60 Years ago, William Wyler created a solid gem that rocked the world of film with the hopeful classic "The Best Years of Our Lives", a historical classic film about the reality faced by many WWII veterans when they returned home after years in the battlefield. Among the actors, there was a real soldier selected for an important role of a disabled veteran and the lucky chosen one was Harold Russell, who lost both arms not in combat but on a grenade accident during training on June 6, 1944 (while this happened in America, D-Day was taking its fateful course in Europe). Wyler made a perfect choice for the role of Homer Parish by casting Russell and the decision made by the director came after seeing this short documentary made by the military. The result: Russell delivered one of the greatest performances captured on film, a non professional actor but a very natural man in front of cameras and that role earned him two Oscars: one as Best Supporting Actor and a special Oscar for his acting, the latter given because the Academy thought Russell couldn't stand a chance in the competitive category against veterans such as Claude Rains and Charles Coburn, just to mention a few of the nominees. Strangely enough, I've seen both of the mentioned films just this year for the very first time; however, this wasn't exactly my introduction to Harold Russell. The first film I've seen with him was "Inside Moves" (1980), his second film performance, and a true class act, which made me curious about who was the man.

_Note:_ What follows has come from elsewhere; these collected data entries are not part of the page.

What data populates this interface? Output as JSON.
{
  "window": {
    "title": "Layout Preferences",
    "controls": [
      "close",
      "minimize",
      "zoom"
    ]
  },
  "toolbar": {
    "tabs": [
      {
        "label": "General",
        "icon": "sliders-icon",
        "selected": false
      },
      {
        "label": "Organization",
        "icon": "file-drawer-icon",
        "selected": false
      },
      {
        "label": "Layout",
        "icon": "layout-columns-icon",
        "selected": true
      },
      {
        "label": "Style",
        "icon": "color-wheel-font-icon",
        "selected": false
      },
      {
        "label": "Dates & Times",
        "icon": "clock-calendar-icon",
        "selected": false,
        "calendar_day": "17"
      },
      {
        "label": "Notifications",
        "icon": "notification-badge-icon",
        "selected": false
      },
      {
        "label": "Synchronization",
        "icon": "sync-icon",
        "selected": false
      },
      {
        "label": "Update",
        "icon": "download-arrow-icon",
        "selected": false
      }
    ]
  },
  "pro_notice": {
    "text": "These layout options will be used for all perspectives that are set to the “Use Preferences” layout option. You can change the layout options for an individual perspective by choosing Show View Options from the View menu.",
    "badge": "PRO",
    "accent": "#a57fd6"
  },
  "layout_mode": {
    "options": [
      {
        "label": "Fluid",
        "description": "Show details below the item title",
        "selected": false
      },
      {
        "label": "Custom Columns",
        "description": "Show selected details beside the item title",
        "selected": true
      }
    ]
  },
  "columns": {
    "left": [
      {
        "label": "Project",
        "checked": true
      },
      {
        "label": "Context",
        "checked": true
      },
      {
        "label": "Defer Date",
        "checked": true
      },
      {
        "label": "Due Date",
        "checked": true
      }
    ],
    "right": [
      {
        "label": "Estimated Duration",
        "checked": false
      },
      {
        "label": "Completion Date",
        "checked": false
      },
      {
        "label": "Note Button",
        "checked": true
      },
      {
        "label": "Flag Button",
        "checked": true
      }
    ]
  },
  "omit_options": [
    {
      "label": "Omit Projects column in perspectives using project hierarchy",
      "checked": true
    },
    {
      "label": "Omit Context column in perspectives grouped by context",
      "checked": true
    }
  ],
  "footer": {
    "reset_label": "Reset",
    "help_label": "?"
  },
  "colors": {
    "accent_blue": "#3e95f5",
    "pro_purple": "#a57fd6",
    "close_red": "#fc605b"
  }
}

"Diary of a Sergeant" presents the real Russell making some re-enactments about his period in the hospital after losing both hands. We follow his sadness and complete confusion trying to imagine in what possible ways he could go back to a normal life despite the absence of his members. One day, he was presented to another short film by the Army called "Meet McGonegal", a film about an ordinary man who also lost his hands and instead of them received metal hooks to adjust and improve his daily life. That was the wake up call to Russell, who immediately went after similar devices and spent several months training to get used to use his new "arms and hands" to accomplish doing everything independently, his main goal. Indeed, a trajectory of success.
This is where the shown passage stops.